Nous avons toujours dans l’esprit l’idée centrale, le but principal de cette Année Sainte que, nombreux comme vous l’êtes au coeur de sa célébration à Rome, cette ville sacrée de la foi, de l’histoire, du destin de la civilisation chrétienne, vous êtes en train de vivre ; votre présence ici constitue, nous l’espérons, un des moments les plus importants, les plus conscients de votre existence dans le temps et elle imprime ainsi, dans la démarche spirituelle de l’Eglise pèlerine le long des siècles, un plus vif désir de renouvellement perpétuel. Le Peuple de Dieu, ainsi que s’exprime le Concile, c’est-à-dire notre Eglise de Dieu, doit sortir renouvelée de cet événement religieux, moral, collectif qu’est l’Année Sainte. Celle-ci, de fait, ne saurait épuiser son action au cours de la brève période qui la limite; elle doit au contraire animer l’Eglise même d’une tension nouvelle de spiritualité, de moralité, de charité, de ferveur religieuse et humaine qui réveille sa conscience, renforce ses intentions, révèle son génie vital, soude étroitement son unité et surtout lui obtienne de Dieu une infusion nouvelle de l’Esprit qui puisse rajeunir cette Eglise millénaire, la rendre plus vigoureuse, la renouveler, comme l’on a dit, et, même dans le tourbillon des vicissitudes complexes et adverses de notre époque, la rendre heureuse ; oui, heureuse d’avoir comme un avant-goût de la vie immortelle et divinisée que l’espérance lui promet et lui garantit : « spes autem non confundit, notre espérance ne saurait être confondue » (
Rm 5,5).

Or, ce renouvellement que nous espérons exige de nombreuses choses dont l’Eglise peut et doit se prévaloir. Quelle est la première ? La première par dignité, la première dans la compréhension que l’Eglise vivante a du dessein divin du salut du monde, la première, donc que le Concile a indiquée et recommandée pour le renouvellement de la vie chrétienne dans le monde est, vous le savez, la Sainte Liturgie. C’est à la Sainte Liturgie que fut consacrée la première constitution du Concile ; et c’est cette législation qui conféra son aspect rénovateur au Concile lui-même qui, à la différence des autres Conciles, ne fut pas directement dogmatique, mais doctrinal et pastoral.

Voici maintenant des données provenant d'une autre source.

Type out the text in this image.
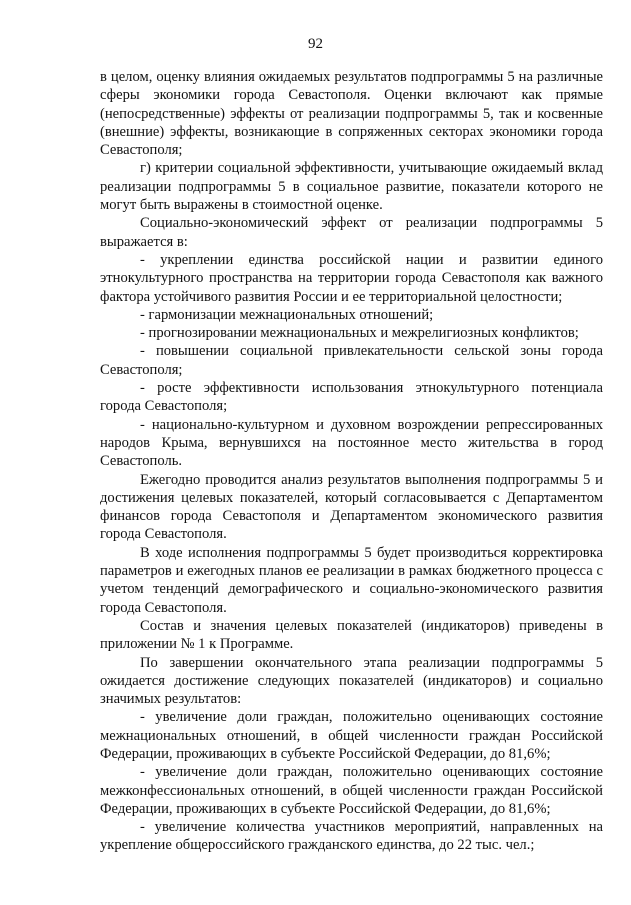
92

в целом, оценку влияния ожидаемых результатов подпрограммы 5 на различные сферы экономики города Севастополя. Оценки включают как прямые (непосредственные) эффекты от реализации подпрограммы 5, так и косвенные (внешние) эффекты, возникающие в сопряженных секторах экономики города Севастополя;

г) критерии социальной эффективности, учитывающие ожидаемый вклад реализации подпрограммы 5 в социальное развитие, показатели которого не могут быть выражены в стоимостной оценке.

Социально-экономический эффект от реализации подпрограммы 5 выражается в:

- укреплении единства российской нации и развитии единого этнокультурного пространства на территории города Севастополя как важного фактора устойчивого развития России и ее территориальной целостности;

- гармонизации межнациональных отношений;

- прогнозировании межнациональных и межрелигиозных конфликтов;

- повышении социальной привлекательности сельской зоны города Севастополя;

- росте эффективности использования этнокультурного потенциала города Севастополя;

- национально-культурном и духовном возрождении репрессированных народов Крыма, вернувшихся на постоянное место жительства в город Севастополь.

Ежегодно проводится анализ результатов выполнения подпрограммы 5 и достижения целевых показателей, который согласовывается с Департаментом финансов города Севастополя и Департаментом экономического развития города Севастополя.

В ходе исполнения подпрограммы 5 будет производиться корректировка параметров и ежегодных планов ее реализации в рамках бюджетного процесса с учетом тенденций демографического и социально-экономического развития города Севастополя.

Состав и значения целевых показателей (индикаторов) приведены в приложении № 1 к Программе.

По завершении окончательного этапа реализации подпрограммы 5 ожидается достижение следующих показателей (индикаторов) и социально значимых результатов:

- увеличение доли граждан, положительно оценивающих состояние межнациональных отношений, в общей численности граждан Российской Федерации, проживающих в субъекте Российской Федерации, до 81,6%;

- увеличение доли граждан, положительно оценивающих состояние межконфессиональных отношений, в общей численности граждан Российской Федерации, проживающих в субъекте Российской Федерации, до 81,6%;

- увеличение количества участников мероприятий, направленных на укрепление общероссийского гражданского единства, до 22 тыс. чел.;
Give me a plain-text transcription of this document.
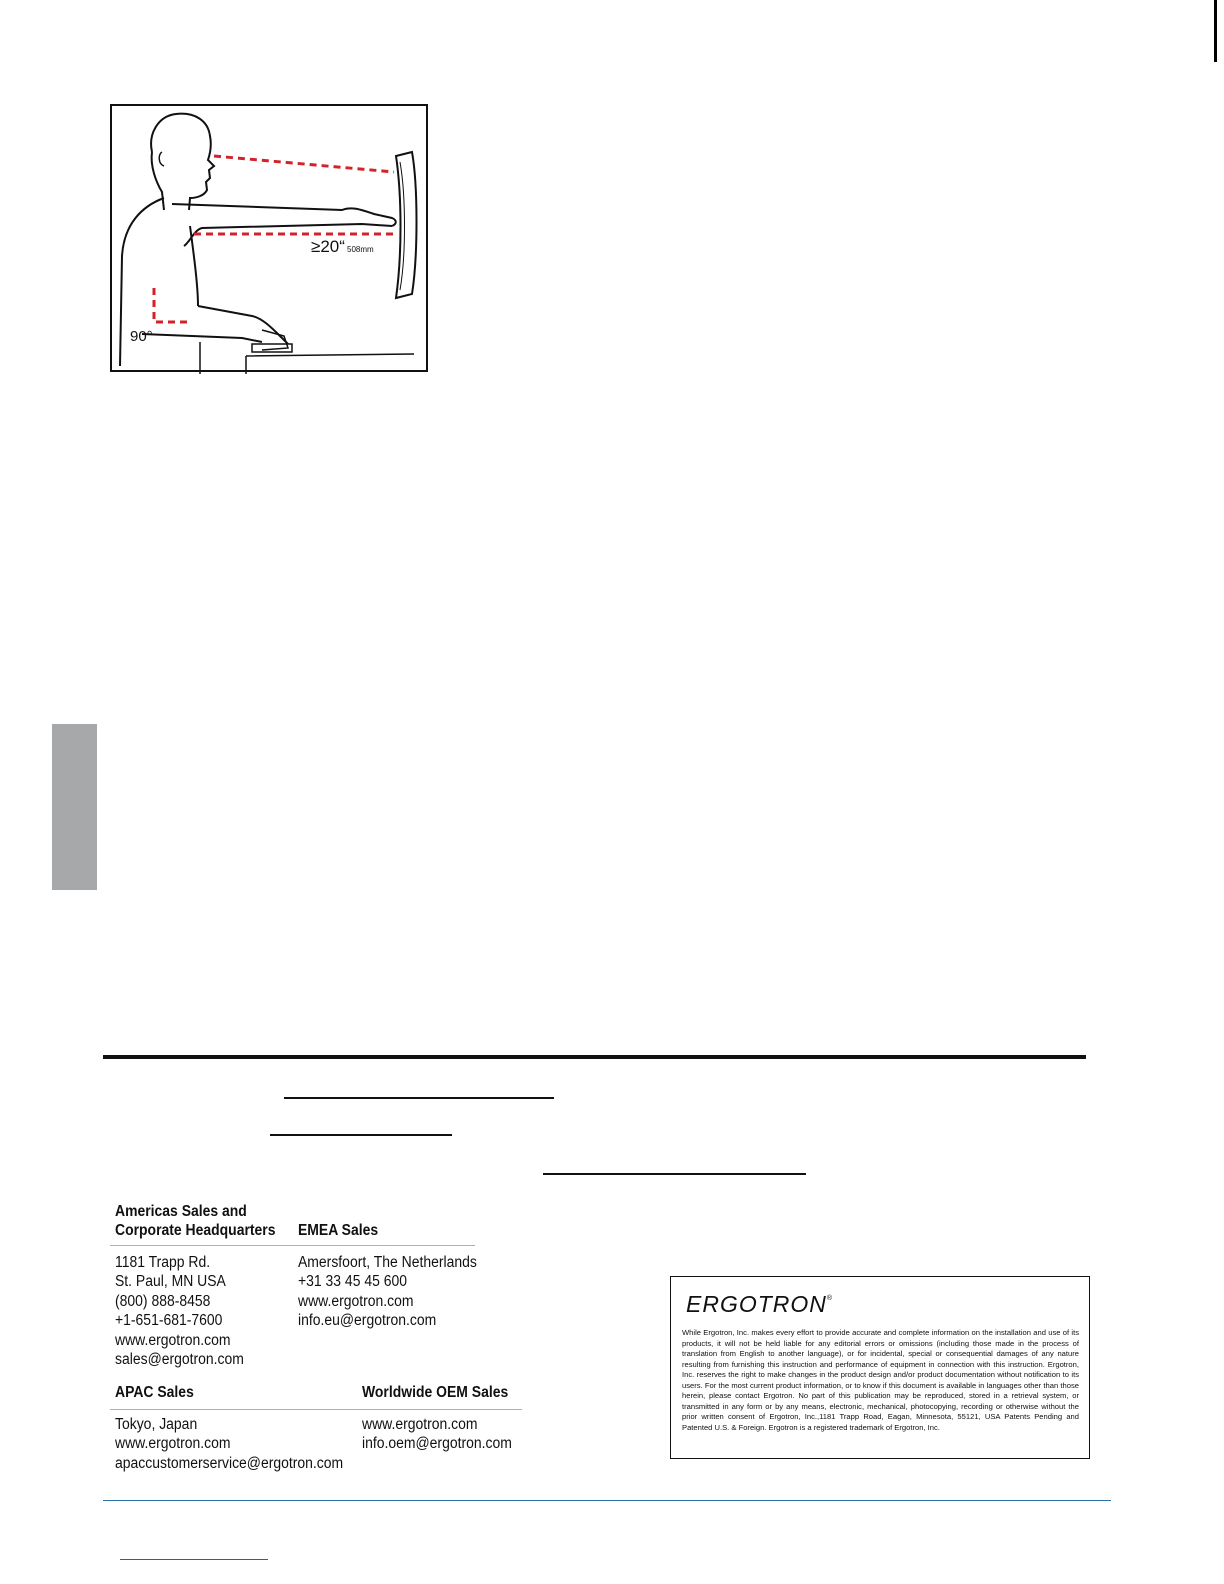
≥20“ 508mm
90°
Americas Sales and
Corporate Headquarters
1181 Trapp Rd.
St. Paul, MN USA
(800) 888-8458
+1-651-681-7600
www.ergotron.com
sales@ergotron.com
EMEA Sales
Amersfoort, The Netherlands
+31 33 45 45 600
www.ergotron.com
info.eu@ergotron.com
APAC Sales
Tokyo, Japan
www.ergotron.com
apaccustomerservice@ergotron.com
Worldwide OEM Sales
www.ergotron.com
info.oem@ergotron.com
ERGOTRON®
While Ergotron, Inc. makes every effort to provide accurate and complete information on the installation and use of its products, it will not be held liable for any editorial errors or omissions (including those made in the process of translation from English to another language), or for incidental, special or consequential damages of any nature resulting from furnishing this instruction and performance of equipment in connection with this instruction. Ergotron, Inc. reserves the right to make changes in the product design and/or product documentation without notification to its users. For the most current product information, or to know if this document is available in languages other than those herein, please contact Ergotron. No part of this publication may be reproduced, stored in a retrieval system, or transmitted in any form or by any means, electronic, mechanical, photocopying, recording or otherwise without the prior written consent of Ergotron, Inc.,1181 Trapp Road, Eagan, Minnesota, 55121, USA Patents Pending and Patented U.S. & Foreign. Ergotron is a registered trademark of Ergotron, Inc.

C’est ainsi que, dans l’économie générale de la vie humaine et chrétienne, la priorité a été reconnue à la prière, partant du principe que le contact spirituel avec Dieu doit obligatoirement être conscient et personnel, comme nous avons eu nous-même déjà l’occasion de l’affirmer; mais ce premier acte de notre religion, nous devons l’intégrer (cf. L. de grandmaison, La religion personnelle) dans le cadre complet et effectif de son expression la plus autorisée, et, par institution divine, ce cadre est social, communautaire, ecclésial, c’est-à-dire sacerdotal et liturgique. La Liturgie est la forme officielle de notre religion. En vertu de nos aspirations à ranimer la vivacité et l’authenticité de la religion dans la vie individuelle, mais surtout dans la vie du Peuple de Dieu, nous devons, à notre époque, honorer et promouvoir la Liturgie dans la vie ecclésiale et collective. « La Liturgie, comme le dit le Concile (Sacr. Conc. SC 9) ne remplit pas toute l’activité de l’Eglise... », « ... néanmoins elle est le sommet auquel tend l’action de l’Eglise et en même temps la source d’où découle toute sa vertu » (ibid., SC 10).

On a parlé beaucoup de liturgie avant et après le Concile et maintenant, forts comme nous le sommes de l’apologie que le Concile lui-même en a faite, nous espérons que l’on continuera à en parler, et mieux encore, à en faire la norme et la pratique habituelle de notre vie religieuse. Quant à nous, il nous suffira de confirmer ici le programme liturgique que l’Eglise s’est fixé, comme pour rendre stable et féconde l’idée et par conséquent la pratique de la Liturgie : c’est là le secret d’une vitalité nouvelle de la tradition ecclésiastique, c’est là la face de sa beauté, l’expression de son unité intime et universelle, comme également de son interprétation multiforme et pentécostale de chaque langue, de chaque peuple ; et surtout que ce soit là l’affirmation de deux principes fondamentaux : Rappelons-les : dans la liturgie il y a la célébration du Sacerdoce du Christ (cf. Conc. SC 17) ; Il est présent parmi nous, principalement dans le sacrifice eucharistique, dans la Messe, pour refléter et accomplir partout où nous sommes le drame divin et humain de notre rédemption, ce drame suprême de l’amour qui s’immole et qui sauve, celui que nous avons l’habitude d’appeler : « Le mystère pascal » ; la liturgie jaillit des profondeurs de la vérité religieuse, de la révélation de l’actif dessein divin de bonté, de miséricorde, de communication, d’amour du Père pour l’humanité, par le Verbe fait chair comme nous et pour nous, dans l’Esprit d’amour qui descend parmi nous pour nous faire remonter dans l’apothéose d’une nouvelle plénitude de vie glorieuse et éternelle (cf. Ep 1,3 et ss.).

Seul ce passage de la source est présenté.